Thierry Goldberg Projects
5 Rivington Street, 212-967-2260
East Village / Lower East Side
October 15 - November 14, 2010
Reception: Friday, October 15, 6 - 8 PM
Web Site

Thierry Goldberg Projects is proud to present Zabriskie Point, new work by Alison Bickle. Inspired by the aesthetic of the desert scenes in Michaelangelo Antonioni’s film, in which a couple drive into Death Valley and have a mystical experience, the paintings depict solitary females, nude or partially clothed, in semi-lush, semi-desiccated landscapes. Blickle’s own trip into the California Desert to see Zabriskie Point last year furthered her fascination for wild unadulterated environments, leading her to make this sequence of images, which explores the human longing for union with nature, and questions the possibility of the desire for transcendence.

In Augurs, a figure sits upright with her back to viewers, calling to mind Wanderer Above the Sea of Fog by Caspar David Friedrich. Yet while there exists in Blickle’s work a romantic belief in that “all-embracing and deeply fulfilling world” of natural beauty, as she herself says, the paintings also challenge that very belief. The brushwork creates a texture in the paint that both dazzles, and at the same time insists on its own flatness. The landscapes are seductive in their vividness, but also suspiciously opulent and psychedelic, if not unnatural. Viewers, like the figures in the paintings, are continually confronting the limits of their experience with these images of nature, hitting up against the possibility of escaping into an unspoiled wilderness. The artist’s portrayal of the individual’s encounter with nature is thus no longer straightforward and harmonious, but rather, tinged with self-consciousness and irony.

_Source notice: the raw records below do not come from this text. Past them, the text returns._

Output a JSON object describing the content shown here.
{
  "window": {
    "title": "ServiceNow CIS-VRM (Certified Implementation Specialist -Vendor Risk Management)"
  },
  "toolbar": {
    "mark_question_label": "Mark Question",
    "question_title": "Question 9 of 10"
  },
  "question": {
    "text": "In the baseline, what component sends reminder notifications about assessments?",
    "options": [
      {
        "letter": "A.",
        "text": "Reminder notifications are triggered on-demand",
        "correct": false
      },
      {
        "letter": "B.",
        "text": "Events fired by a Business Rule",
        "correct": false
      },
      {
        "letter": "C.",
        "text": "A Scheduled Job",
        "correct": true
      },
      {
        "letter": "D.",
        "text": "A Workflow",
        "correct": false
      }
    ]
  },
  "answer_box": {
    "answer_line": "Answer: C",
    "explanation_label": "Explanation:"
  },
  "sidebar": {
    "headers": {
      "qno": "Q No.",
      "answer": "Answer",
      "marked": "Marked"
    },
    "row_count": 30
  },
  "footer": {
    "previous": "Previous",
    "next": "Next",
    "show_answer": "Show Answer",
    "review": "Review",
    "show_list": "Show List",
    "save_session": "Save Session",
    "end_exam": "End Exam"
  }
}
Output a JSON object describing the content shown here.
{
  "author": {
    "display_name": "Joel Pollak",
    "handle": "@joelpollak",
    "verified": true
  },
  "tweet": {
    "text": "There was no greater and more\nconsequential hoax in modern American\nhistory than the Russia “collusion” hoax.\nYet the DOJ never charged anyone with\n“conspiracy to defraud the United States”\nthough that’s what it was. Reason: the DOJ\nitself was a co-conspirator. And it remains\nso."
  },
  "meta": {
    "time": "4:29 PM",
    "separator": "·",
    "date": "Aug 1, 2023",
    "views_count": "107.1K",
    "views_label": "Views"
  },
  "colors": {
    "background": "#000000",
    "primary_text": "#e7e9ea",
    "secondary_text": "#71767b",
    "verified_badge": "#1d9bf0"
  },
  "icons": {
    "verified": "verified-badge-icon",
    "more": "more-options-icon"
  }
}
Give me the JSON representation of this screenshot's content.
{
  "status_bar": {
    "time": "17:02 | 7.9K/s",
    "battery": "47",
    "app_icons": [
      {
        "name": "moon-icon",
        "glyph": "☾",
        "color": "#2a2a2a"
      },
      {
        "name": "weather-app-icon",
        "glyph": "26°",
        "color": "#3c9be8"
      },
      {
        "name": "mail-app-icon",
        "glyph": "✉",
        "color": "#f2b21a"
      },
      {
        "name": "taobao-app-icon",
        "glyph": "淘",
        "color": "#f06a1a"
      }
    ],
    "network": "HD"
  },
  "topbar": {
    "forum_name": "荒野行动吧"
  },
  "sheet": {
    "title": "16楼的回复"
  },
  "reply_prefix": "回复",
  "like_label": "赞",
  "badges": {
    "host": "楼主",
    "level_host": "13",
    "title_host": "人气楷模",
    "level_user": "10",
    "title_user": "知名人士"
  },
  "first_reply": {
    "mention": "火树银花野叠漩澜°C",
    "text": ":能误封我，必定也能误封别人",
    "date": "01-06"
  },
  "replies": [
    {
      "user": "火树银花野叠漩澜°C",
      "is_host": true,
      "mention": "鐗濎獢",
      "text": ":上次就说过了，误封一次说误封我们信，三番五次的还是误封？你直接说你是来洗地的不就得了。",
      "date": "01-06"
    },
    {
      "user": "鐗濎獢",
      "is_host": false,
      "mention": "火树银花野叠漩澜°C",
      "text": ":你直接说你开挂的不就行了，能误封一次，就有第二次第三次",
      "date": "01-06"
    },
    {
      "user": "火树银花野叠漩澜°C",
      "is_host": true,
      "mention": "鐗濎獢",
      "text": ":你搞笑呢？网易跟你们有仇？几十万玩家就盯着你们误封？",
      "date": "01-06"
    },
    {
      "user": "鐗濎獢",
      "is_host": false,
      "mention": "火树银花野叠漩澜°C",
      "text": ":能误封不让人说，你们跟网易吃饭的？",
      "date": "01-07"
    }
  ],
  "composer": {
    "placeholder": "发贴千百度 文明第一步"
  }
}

In many of the paintings, the land is transfused with an extreme brightness, pivoting between the harshly stark and the magically radiant. When it is not an overabundance of light that renders the scene ambiguous, it is sunset colors, like, for instance, in Ascribed to Signs, where the pigments call to mind the alluring Californian landscape, while teetering on the edge of the fantastical. A sun, absent from the sky, appears as a reflection on the sea, abnormally bright, while pinkish scratches and abstract forms resembling stairs appear on the canvas, giving the scene a surreal quality. Once more, these details gesture toward an environment that, like the figures that dwell in them, is difficult to determine, at once alienating and alluring, real and unreal.

In Wish you were Here, a lithe woman with long limbs in a white bathing suit stands upright, fore-grounded by a bed of flowers. The softness of the figure’s contours and the smoothness of the brushwork bring painters like John Currin to mind. While the opulence of the colors and the simplicity of the rendering border on parody, the sky, as in Blickle’s other paintings, is complicated with diamond-like formations. A feeling of tension is created between the realistic, the representational, and the abstract. As a result, the paintings exist somewhere between the fanciful, the facetious, and the meaningful.

And so, while the paintings portray the desert as a place where one can “be free, to explore and experiment, and to be completely removed from the confines and rules of society,” as the artist remarks, this very locus and symbol of freedom becomes something that risks being secluded to the realm of the imaginary. One is left to wonder whether the desire for a genuine and sustainable connection with the natural world is just another pipe dream?

Alison Blickle was born in San Diego, California, in 1976 and currently lives and works in Los Angeles. She holds an MFA from Hunter College and a BFA from California College of the Arts. She has exhibited at Deitch Projects, New York; Richard Heller, Los Angeles; Kinz Tillou & Feigen, New York; Adobe Books, San Francisco; and Parlour, New York. Zabriskie Point will be her first solo exhibition in New York.